Senate debates

Thursday, 4 September 2014

Bills

Defence Legislation Amendment (Parliamentary Approval of Overseas Service) Bill 2014; Second Reading

11:42 am

Photo of Christine MilneChristine Milne (Tasmania, Australian Greens) Share this | Hansard source

I rise to sum up this debate on behalf of the Australia Greens. In so doing, I thank all senators for the serious and sincere way in which they have engaged in the debate. I am very disappointed to hear that Senator Lambie, who up until yesterday was so committed to making sure that the parliament had a say, has changed her mind. I am glad to hear that the Palmer United Party is prepared to discuss it because, dare I say, if this bill is not supported today it will be reintroduced and we will keep on debating it. It has been going on for 30 years, so I hardly think that it is rushed. It has been through many Senate inquiries.

I just want to go to the heart of the matter. This bill has taken over 30 years. It did not get brought into the parliament specifically in relation to the current circumstances in which Australia looks like being committed to a multi-year military campaign in the Middle East without a strategy. This bill has been something that we feel strongly about in principle, and I will just address the principle first.

It is critical that the parliament determines when we deploy our troops to military action overseas. As my colleagues have summed up quite strongly, those other countries that have exactly the same principles and practices ranging from Denmark, Finland, Germany, Ireland, Slovakia, South Korea, Spain, Sweden, Switzerland and Turkey right through to the United States also have the provision. Let us not hear that this would be a dangerous thing to do. It is a recognised democratic principle in those countries.

The other points that I want to make in relation to the rebuttal are as follows. It has been suggested by some senators that this would require secret or military intelligence to be brought to the parliament. Of course that is nonsense. No one is suggesting that secret military intelligence be brought to the parliament or that the deployment and the organisation of operational matters be brought to the parliament. Nobody is suggesting that. That is a furphy in the extreme. To start with, this is about the principle of engaging in a military campaign. Thereafter, those matters become the decision of the military to give effect.

In terms of flexibility, again, that is another furphy because the bill quite clearly gives appropriate exemptions which provide for the practicality of the situation—that is, where the parliament cannot meet immediately, it provides for the Governor-General to be able to make a proclamation regarding the declaration of war, provided that the parliament is then recalled within a period of two days. So that is a furphy as well. They are all furphies. It is a way of trying to make that fundamental decision: should it be left to a Prime Minister and the executive or should it come to the parliament to make a decision to put our serving men and women in our armed services in harm's way. That is the principle on which we are voting here today. In a democracy, who should decide? The Greens believe that it is the parliament. We will keep arguing that it is the parliament and keep bringing back the bill as a critical way of dealing with this matter.

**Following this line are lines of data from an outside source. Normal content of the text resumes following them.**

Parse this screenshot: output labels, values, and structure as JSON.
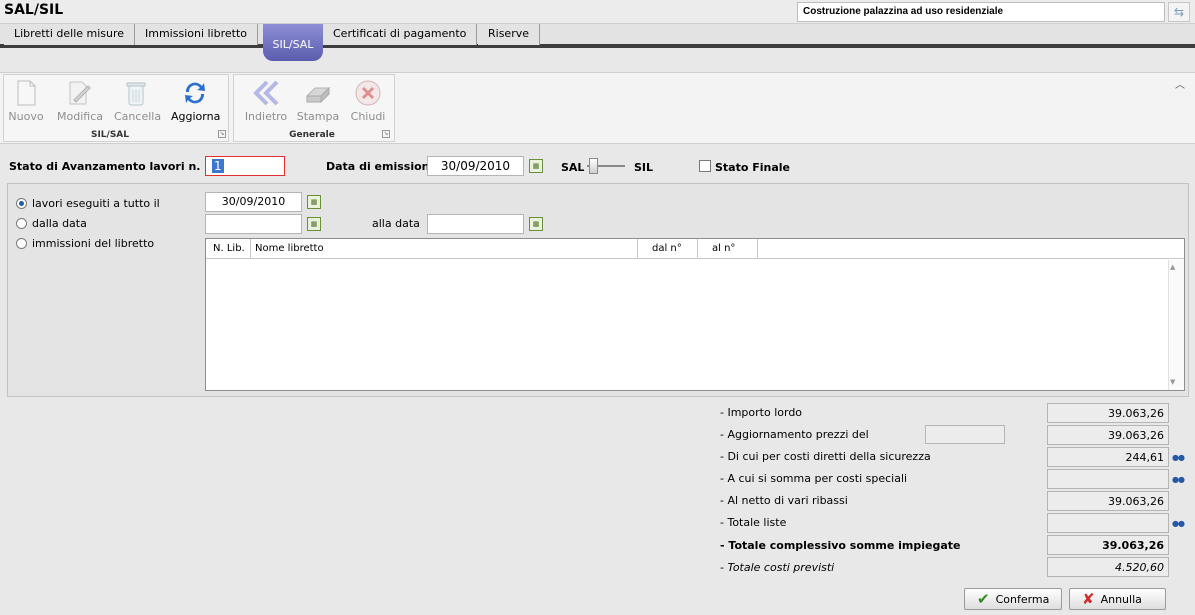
{
  "app": {
    "title": "SAL/SIL",
    "project": "Costruzione palazzina ad uso residenziale"
  },
  "tabs": [
    "Libretti delle misure",
    "Immissioni libretto",
    "SIL/SAL",
    "Certificati di pagamento",
    "Riserve"
  ],
  "ribbon": {
    "group1": {
      "label": "SIL/SAL",
      "buttons": [
        "Nuovo",
        "Modifica",
        "Cancella",
        "Aggiorna"
      ]
    },
    "group2": {
      "label": "Generale",
      "buttons": [
        "Indietro",
        "Stampa",
        "Chiudi"
      ]
    }
  },
  "form": {
    "sal_label": "Stato di Avanzamento lavori n.",
    "sal_number": "1",
    "data_emissione_label": "Data di emissione",
    "data_emissione": "30/09/2010",
    "toggle_left": "SAL",
    "toggle_right": "SIL",
    "stato_finale_label": "Stato Finale",
    "stato_finale_checked": false
  },
  "filter": {
    "option1": "lavori eseguiti a tutto il",
    "option1_date": "30/09/2010",
    "option2": "dalla data",
    "option2_date": "",
    "alla_data_label": "alla data",
    "alla_data": "",
    "option3": "immissioni del libretto",
    "selected": "option1"
  },
  "grid": {
    "columns": [
      "N. Lib.",
      "Nome libretto",
      "dal n°",
      "al n°"
    ],
    "rows": []
  },
  "totals": {
    "importo_lordo": {
      "label": "- Importo lordo",
      "value": "39.063,26"
    },
    "aggiornamento": {
      "label": "- Aggiornamento prezzi del",
      "extra": "",
      "value": "39.063,26"
    },
    "sicurezza": {
      "label": "- Di cui per costi diretti della sicurezza",
      "value": "244,61"
    },
    "speciali": {
      "label": "- A cui si somma per costi speciali",
      "value": ""
    },
    "ribassi": {
      "label": "- Al netto di vari ribassi",
      "value": "39.063,26"
    },
    "liste": {
      "label": "- Totale liste",
      "value": ""
    },
    "complessivo": {
      "label": "- Totale complessivo somme impiegate",
      "value": "39.063,26"
    },
    "previsti": {
      "label": "- Totale costi previsti",
      "value": "4.520,60"
    }
  },
  "buttons": {
    "confirm": "Conferma",
    "cancel": "Annulla"
  }
}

Finally, since it is pretty clear that we do not have the support of the parliament in this, we need to ask some very serious questions here. One of those is that it is a nonsense to say that there will not be boots on the ground. It is a nonsense to say that this conflict is going to be solved without a strategy for Syria. So I put to the Australian parliament: you need to think very clearly about this because the United States will clearly be making a strategy that will have to include Syria, and Australian decision makers will need to think beyond northern Iraq into Syria. How long is this going to take? What is the extent of our involvement? The same thing goes for the Ukraine. I am fearful that we have a government that is racing into engagement behind the United States, without a serious discussion of how this is in Australia's national interest.

I ask people in the Senate today to consider this: in a democracy, should the parliament decide? When the parliament decides, the question should be: is this in Australia's national interest? And the objectives and risks need to be taken into account. I would urge senators to support this bill.